Alexander Burns, a Politico columnist who formerly worked as a national political correspondent for the New York Times, goes even further. His NYRB article suggests that it's time for liberals to overturn the political institutions created by the hallowed Founding Fathers that have fallen under tight Republican control -- the Senate, Supreme Court, and the Electoral College.

In other words, Burns calls for a Trump-like coup of the Left, not the Trump-led Right. (Remember this article was published in the staid, intellectual New York Review of Books -- not in Jacobin.)

Here are Burns's key, closing paragraphs:

"No iron rule in American politics says an electoral majority greatly disadvantaged by the country's political institutions has to operate with effusive respect for them. A Democratic candidate who wins the popular vote and loses the Electoral College -- like Hillary Clinton and Al Gore -- is not bound by law to concede promptly. A popular president constrained by the Senate's rural majority does not have to keep private his view that the institution is obsolete.
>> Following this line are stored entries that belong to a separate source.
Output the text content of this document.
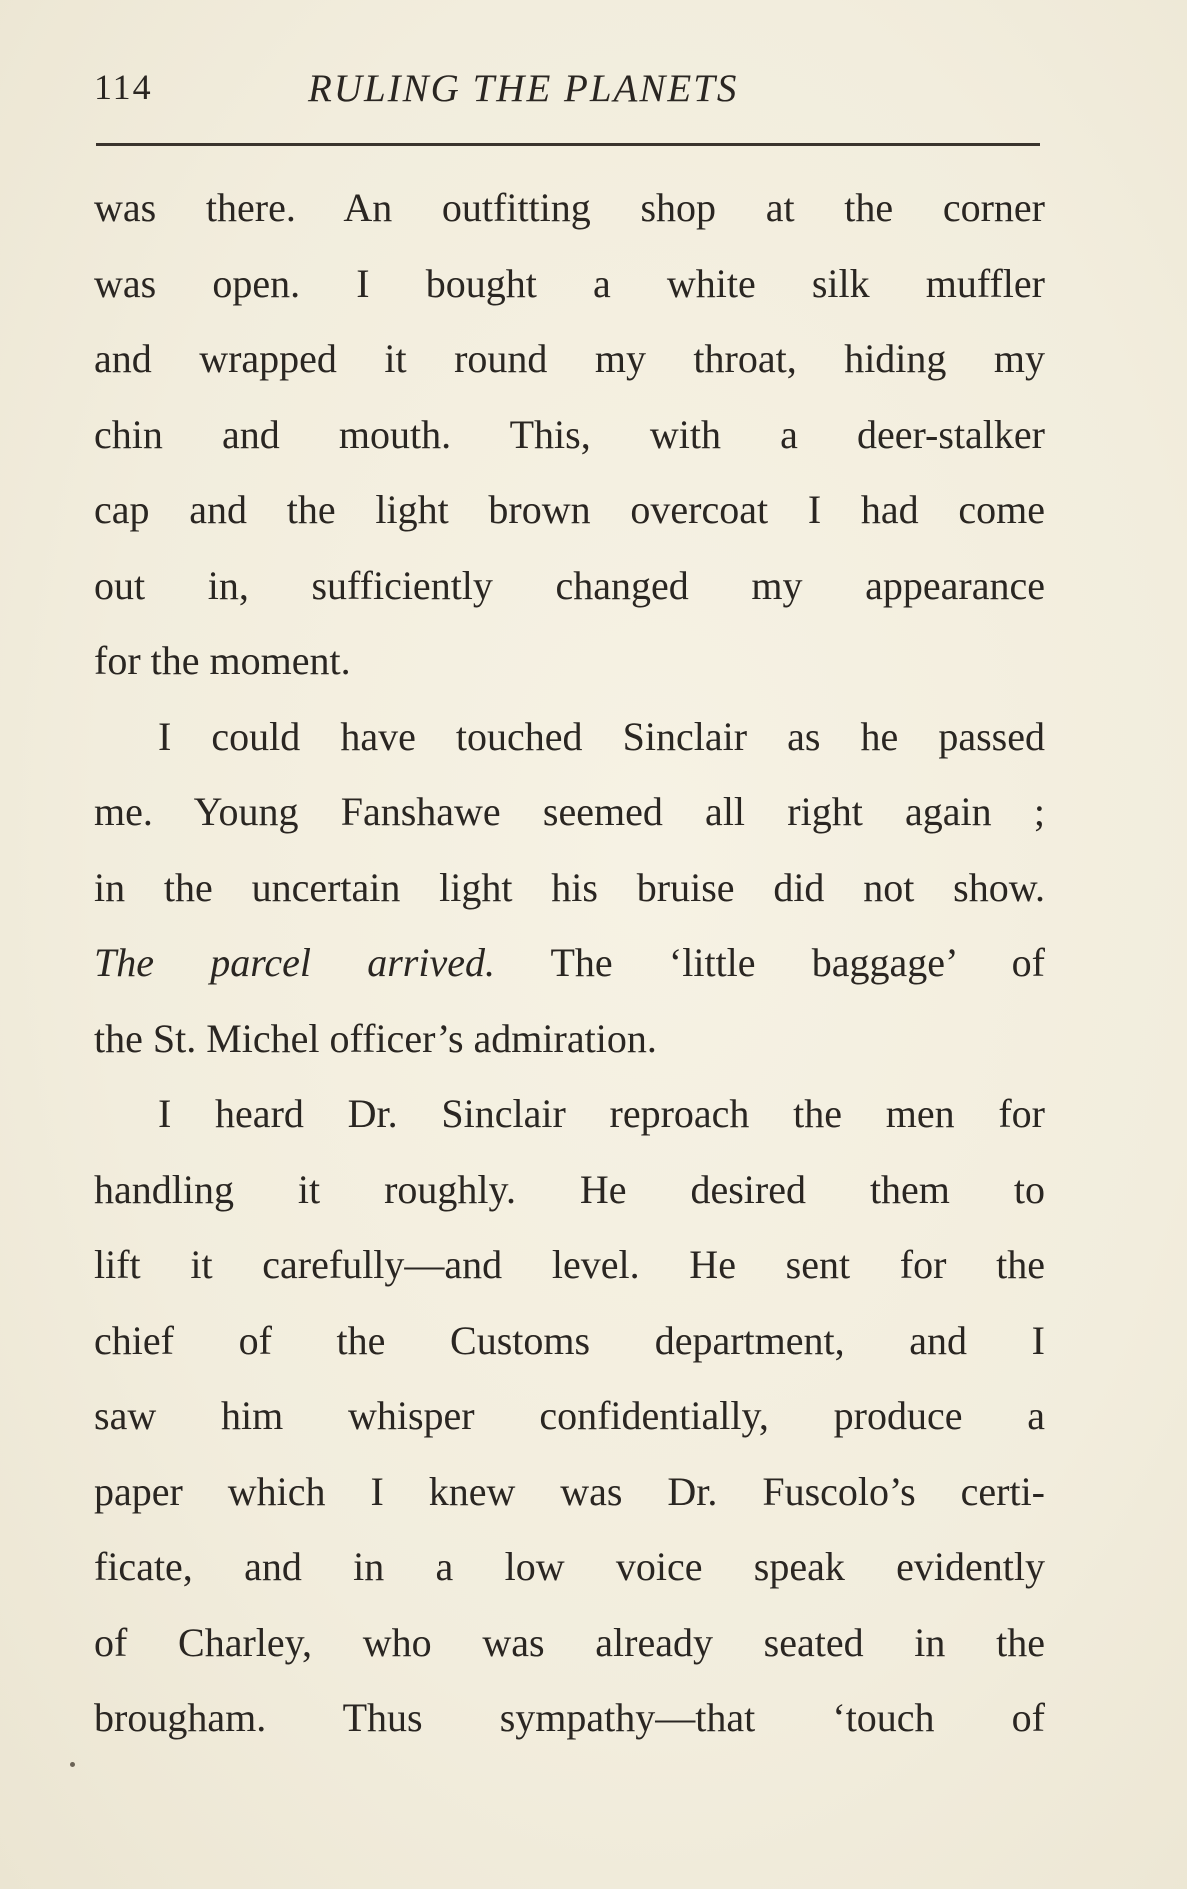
114	RULING THE PLANETS
was there. An outfitting shop at the corner
was open. I bought a white silk muffler
and wrapped it round my throat, hiding my
chin and mouth. This, with a deer-stalker
cap and the light brown overcoat I had come
out in, sufficiently changed my appearance
for the moment.
I could have touched Sinclair as he passed
me. Young Fanshawe seemed all right again ;
in the uncertain light his bruise did not show.
The parcel arrived. The ‘little baggage’ of
the St. Michel officer’s admiration.
I heard Dr. Sinclair reproach the men for
handling it roughly. He desired them to
lift it carefully—and level. He sent for the
chief of the Customs department, and I
saw him whisper confidentially, produce a
paper which I knew was Dr. Fuscolo’s certi-
ficate, and in a low voice speak evidently
of Charley, who was already seated in the
brougham. Thus sympathy—that ‘touch of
"In the age of Trump, Democrats have developed a great sense of pride in their role protecting America's frayed democratic norms. But there may come a time... when many of the voters who make up the Democratic Party's base and a majority of the country... might find that it is no longer tolerable to be ruled by a dwindling and overpowered minority. There is only so much satisfaction to be drawn from being the sole party with an unblemished record of dutifully surrendering power."

I find myself cheering this new kick-ass attitude on the part of liberal pundits. Yes, as I've long argued, it's time for Democratic leaders to bring the same weapons to the Republican brawl.

But -- as independent voices like Glenn Greenwald point out -- there is something unnerving about this liberal backlash against Trump. Are the intellectuals featured in NYRB -- and the rest of the liberal media -- simply making an argument for the neoliberal status quo? The Clinton-Obama-Biden political establishment that has repeatedly sold out working people and upheld the corporate dominance of the Democrats' biggest contributors?

I don't recall one article in NYRB -- or in any liberal opinion publication -- calling for the radical redistribution of wealth in this country. Yet, as Bernie Sanders's presidential campaigns -- which came under daily fire from the New York Times and Washington Post -- showed, much of Trump's scorned constituency were first and foremost Bernie voters.

Rather than appeal to this white, working-class electorate -- by offering them a more equitable vision of America -- the liberal punditocracy is now calling for a political revolt. I'd start by calling loud and clear for a tax-the-super-rich plan. But don't hold your breath that the liberal elites will campaign for that.

Btw, where is the organized Left in all this? I forgot.. there isn't one. At least one that matters. They're too busy finding their sexual identities and attacking comrades who don't agree 100% with them -- or have accomplished more. Or something.